El Bosque y su inquietante y callada melodía de silencio.

Por más que lo intento, no puedo contarte del todo las maravillas de estos amaneceres de mayo. En los prados, o junto a los ríos, en la pequeña arboleda junto a la borda, o como hoy, en lo más profundo del hayedo altivo y deshabitado. 


Casi siempre hay niebla en los amaneceres del bosque, recóndito y escondido. Y siempre hay un silencio sobrecogedor. El sonido de tus pasos parece rasgar esta tranquilidad, y por eso prefiero no andar demasiado, quedarme quieto; no se debe hacer ruido cuando el bosque interpreta su inquietante y callada melodía de silencio. Un leve crujido de hojas por allí, un sonido desconocido y misterioso por allí, y la niebla tenue y lechosa acariciando cada briza de hierba, cada hoja en las copas de los árboles, cada minúscula molécula del bosque. Ni siquiera el viento ha sido invitado a esta fiesta de la quietud y de la calma. No hay movimiento entre las ramas de las hayas; no se mueve nada ni nadie en esta mañana de brutal serenidad, de sosiego radical, de paz sin tregua y sin mesura.

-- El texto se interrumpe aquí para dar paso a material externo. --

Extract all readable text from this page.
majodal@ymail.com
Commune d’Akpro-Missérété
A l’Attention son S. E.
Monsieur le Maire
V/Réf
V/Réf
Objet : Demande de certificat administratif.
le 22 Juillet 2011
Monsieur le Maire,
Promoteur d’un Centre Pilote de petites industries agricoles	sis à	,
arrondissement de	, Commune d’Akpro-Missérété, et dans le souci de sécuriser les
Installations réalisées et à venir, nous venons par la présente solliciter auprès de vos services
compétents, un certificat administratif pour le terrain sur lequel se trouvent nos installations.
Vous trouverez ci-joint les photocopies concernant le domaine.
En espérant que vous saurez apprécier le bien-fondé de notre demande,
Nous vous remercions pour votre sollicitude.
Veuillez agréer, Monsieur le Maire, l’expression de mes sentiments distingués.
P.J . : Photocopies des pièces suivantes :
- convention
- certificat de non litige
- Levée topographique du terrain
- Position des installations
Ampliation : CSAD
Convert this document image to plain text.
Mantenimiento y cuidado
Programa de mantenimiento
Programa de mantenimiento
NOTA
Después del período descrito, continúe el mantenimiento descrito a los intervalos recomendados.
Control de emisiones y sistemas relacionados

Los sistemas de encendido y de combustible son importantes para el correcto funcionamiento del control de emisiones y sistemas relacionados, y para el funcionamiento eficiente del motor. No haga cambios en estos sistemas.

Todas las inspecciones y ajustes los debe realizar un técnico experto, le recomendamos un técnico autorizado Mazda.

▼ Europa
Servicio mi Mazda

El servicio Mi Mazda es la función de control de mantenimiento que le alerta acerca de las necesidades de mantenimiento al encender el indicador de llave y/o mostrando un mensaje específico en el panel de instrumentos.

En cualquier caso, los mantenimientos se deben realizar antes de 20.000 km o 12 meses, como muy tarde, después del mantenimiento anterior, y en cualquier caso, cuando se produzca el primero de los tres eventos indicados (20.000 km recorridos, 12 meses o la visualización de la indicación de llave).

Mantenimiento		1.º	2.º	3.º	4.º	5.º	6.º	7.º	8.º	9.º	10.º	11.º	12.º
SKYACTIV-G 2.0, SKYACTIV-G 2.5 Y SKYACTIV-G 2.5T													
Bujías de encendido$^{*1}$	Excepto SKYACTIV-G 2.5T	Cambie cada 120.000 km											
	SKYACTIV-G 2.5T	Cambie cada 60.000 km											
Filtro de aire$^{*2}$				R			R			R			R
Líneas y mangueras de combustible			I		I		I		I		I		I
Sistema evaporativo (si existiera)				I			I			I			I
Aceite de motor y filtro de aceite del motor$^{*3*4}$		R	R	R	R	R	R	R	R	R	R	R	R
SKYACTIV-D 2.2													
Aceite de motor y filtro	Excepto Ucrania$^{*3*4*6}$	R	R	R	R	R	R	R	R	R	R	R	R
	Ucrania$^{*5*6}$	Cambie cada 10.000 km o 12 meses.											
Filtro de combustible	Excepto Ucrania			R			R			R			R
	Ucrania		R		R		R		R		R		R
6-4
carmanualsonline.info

Los primeros rayos de sol se cuelan entre las brumas y comienzan a calentar la Tierra. Allí lejos oigo el graznido de una corneja, y ahora que me fijo, se oyen los cencerros lejanos, sonido perpetuo e inquebrantable de estas soledades. Se contagia esta calma sin límites, esta volátil sensación de armonía, esta sutil impavidez con la que el bosque me agasaja. Así, agazapado en un rincón de la arboleda, los sentidos pierden sentido, y ya no se oye lo que suena ni se ve lo que se muestra. Solo se perciben las profundas emociones que exhala el bosque por sus poros infinitos. Y solo se escucha el latir de mi corazón acompasado con los ritmos telúricos de esta tierra que despierta a otro inigualable día de mayo. Todo es como siempre, nuevo e inédito, irrepetible y rítmico, constante, permanente y perpetuo en los insondables ciclos de la Vida en el Bosque.